Since Interpol's headlining trek began in July, about four songs each night are pulled from the new batch — generally "Success," "Summer Well," "Lights," and "Barricade." "There's a lot of good shit happening there with orchestration behind the tracks," Banks says of the Interpol LP. "There are parts, our hooks, that are really subtle. I've thought you have to listen to the record five times before it's going to get you."
The live offerings representing the album, which was mixed by Alan Moulder (Depeche Mode, My Bloody Valentine, Nine Inch Nails), are its most accessible. All of ten seconds of curtain time is required to expose Kessler's ominous guitar progression on "Lights," and Fogarino's precision stick work launching the cavalcade that is "Barricade" is a reminder of what got everyone constantly checking their "PDA" eight years ago.
More complex new material like "Always Malaise (The Man I Am)," based upon a piano part by Kessler and orchestral dollops by Dengler, brings out the side of Interpol that has less to do with one runaway riff and is more like a lens slowly coming into focus.
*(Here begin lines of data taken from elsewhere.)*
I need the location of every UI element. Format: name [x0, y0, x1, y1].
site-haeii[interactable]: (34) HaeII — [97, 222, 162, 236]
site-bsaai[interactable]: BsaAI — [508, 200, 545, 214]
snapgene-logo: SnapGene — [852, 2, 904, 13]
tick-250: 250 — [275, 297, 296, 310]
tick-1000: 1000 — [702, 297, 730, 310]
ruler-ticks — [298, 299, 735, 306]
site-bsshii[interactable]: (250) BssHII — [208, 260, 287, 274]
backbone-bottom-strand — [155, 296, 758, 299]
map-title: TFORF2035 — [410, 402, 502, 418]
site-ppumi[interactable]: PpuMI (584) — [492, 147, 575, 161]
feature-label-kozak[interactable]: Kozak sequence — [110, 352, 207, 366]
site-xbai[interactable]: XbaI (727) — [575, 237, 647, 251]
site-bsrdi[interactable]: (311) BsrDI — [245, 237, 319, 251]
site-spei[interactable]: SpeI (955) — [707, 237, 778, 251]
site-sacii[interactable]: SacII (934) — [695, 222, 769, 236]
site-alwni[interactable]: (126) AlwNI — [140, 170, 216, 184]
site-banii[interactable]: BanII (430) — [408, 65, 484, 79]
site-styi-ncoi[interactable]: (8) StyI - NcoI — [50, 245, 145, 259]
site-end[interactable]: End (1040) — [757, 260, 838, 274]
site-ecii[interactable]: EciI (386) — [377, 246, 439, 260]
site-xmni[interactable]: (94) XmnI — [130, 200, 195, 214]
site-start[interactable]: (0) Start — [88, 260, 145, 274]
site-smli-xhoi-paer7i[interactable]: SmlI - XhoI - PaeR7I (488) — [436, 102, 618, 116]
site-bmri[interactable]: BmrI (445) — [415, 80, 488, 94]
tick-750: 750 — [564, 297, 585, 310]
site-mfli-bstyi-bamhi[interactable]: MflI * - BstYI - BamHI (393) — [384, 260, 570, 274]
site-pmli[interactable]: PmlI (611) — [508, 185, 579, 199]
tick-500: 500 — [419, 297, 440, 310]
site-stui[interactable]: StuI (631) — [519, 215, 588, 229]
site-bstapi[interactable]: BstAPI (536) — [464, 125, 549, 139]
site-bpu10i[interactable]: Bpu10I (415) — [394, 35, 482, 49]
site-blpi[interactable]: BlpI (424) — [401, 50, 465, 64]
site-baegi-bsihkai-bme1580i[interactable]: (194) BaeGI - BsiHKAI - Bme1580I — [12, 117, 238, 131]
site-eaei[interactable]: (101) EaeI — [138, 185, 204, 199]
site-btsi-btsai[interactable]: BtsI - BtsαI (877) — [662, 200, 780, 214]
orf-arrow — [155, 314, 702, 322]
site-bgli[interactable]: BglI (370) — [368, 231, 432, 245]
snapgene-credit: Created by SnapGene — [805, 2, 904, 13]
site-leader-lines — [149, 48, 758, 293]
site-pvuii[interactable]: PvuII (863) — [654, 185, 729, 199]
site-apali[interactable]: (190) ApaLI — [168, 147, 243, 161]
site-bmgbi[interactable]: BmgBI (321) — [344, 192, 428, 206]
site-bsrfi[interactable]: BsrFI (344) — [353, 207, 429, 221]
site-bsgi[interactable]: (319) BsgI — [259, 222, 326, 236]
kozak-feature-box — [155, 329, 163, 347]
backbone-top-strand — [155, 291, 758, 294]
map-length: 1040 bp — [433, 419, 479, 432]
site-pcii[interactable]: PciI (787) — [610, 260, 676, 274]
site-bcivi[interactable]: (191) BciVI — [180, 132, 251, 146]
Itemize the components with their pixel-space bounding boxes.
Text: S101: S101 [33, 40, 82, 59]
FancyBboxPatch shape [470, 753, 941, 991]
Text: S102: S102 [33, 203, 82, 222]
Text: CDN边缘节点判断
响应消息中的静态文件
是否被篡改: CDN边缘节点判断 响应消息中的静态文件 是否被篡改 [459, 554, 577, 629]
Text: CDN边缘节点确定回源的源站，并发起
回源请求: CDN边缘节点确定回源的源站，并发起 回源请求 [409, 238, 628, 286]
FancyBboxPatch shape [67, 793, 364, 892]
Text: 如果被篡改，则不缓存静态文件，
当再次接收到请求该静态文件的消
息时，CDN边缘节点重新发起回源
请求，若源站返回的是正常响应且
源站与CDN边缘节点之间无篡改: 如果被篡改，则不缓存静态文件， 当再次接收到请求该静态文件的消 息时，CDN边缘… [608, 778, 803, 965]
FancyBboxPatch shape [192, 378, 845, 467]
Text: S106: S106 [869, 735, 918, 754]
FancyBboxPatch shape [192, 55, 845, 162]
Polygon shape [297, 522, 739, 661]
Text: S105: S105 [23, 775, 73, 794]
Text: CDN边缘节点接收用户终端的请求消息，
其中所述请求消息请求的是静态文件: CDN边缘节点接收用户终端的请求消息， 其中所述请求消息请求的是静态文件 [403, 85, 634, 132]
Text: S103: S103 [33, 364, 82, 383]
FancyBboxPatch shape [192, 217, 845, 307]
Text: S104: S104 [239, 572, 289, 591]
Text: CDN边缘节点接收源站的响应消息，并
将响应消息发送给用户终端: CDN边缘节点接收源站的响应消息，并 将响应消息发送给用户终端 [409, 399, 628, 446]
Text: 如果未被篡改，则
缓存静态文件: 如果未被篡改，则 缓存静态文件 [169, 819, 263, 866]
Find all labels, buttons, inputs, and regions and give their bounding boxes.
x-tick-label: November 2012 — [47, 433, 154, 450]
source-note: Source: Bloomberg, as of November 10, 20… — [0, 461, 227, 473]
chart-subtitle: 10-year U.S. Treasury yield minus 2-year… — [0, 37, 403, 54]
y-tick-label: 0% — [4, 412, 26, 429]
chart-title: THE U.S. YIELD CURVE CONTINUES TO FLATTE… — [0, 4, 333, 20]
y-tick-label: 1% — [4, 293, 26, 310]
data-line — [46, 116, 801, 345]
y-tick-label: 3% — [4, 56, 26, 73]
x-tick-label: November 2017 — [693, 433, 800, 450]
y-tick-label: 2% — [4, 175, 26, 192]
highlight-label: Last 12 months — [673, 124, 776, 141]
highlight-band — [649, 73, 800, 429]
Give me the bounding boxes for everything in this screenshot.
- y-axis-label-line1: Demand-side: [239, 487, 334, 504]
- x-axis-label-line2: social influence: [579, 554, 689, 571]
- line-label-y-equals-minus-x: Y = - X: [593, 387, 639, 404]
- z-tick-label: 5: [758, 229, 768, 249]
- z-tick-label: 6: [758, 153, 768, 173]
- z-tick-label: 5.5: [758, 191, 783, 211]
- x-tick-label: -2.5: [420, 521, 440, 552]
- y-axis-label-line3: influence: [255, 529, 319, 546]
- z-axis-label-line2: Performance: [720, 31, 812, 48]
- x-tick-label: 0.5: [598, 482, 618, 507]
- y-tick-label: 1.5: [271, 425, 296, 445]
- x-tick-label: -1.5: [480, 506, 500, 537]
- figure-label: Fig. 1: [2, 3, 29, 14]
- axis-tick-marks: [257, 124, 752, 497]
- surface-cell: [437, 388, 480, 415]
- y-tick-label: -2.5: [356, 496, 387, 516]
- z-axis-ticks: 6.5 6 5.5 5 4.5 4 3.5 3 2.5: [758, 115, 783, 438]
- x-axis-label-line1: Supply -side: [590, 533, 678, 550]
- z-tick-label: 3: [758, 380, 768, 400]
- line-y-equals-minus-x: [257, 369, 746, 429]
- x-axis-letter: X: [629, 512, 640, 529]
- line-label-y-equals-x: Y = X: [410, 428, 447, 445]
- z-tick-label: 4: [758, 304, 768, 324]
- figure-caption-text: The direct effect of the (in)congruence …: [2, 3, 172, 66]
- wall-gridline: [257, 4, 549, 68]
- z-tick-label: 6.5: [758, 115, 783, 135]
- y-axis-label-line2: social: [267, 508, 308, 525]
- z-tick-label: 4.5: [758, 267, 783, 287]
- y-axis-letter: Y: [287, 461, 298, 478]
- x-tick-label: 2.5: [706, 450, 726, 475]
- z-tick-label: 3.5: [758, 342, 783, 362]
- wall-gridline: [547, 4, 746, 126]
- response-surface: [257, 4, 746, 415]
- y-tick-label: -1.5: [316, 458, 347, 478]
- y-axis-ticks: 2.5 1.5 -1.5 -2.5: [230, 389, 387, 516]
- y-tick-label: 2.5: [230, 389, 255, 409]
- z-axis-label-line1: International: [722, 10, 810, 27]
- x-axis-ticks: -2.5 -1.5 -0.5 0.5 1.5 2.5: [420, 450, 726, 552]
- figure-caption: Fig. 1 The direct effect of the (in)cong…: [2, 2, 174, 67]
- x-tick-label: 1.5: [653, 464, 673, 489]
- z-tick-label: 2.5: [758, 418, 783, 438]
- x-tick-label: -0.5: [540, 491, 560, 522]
Aside from Moulder's mix ramping up the atmospheric tension, he turned Banks' vocals into a glistening hood ornament of this sleek, expensive sedan of an album. "Typically, I wouldn't let my vocals be that clean and up front, but it's Alan Moulder and it's cool," Banks admits. Still, this release won't stop detractors from labeling the guys as a bunch of hyperserious dudes in well-tailored suits grasping at darkness.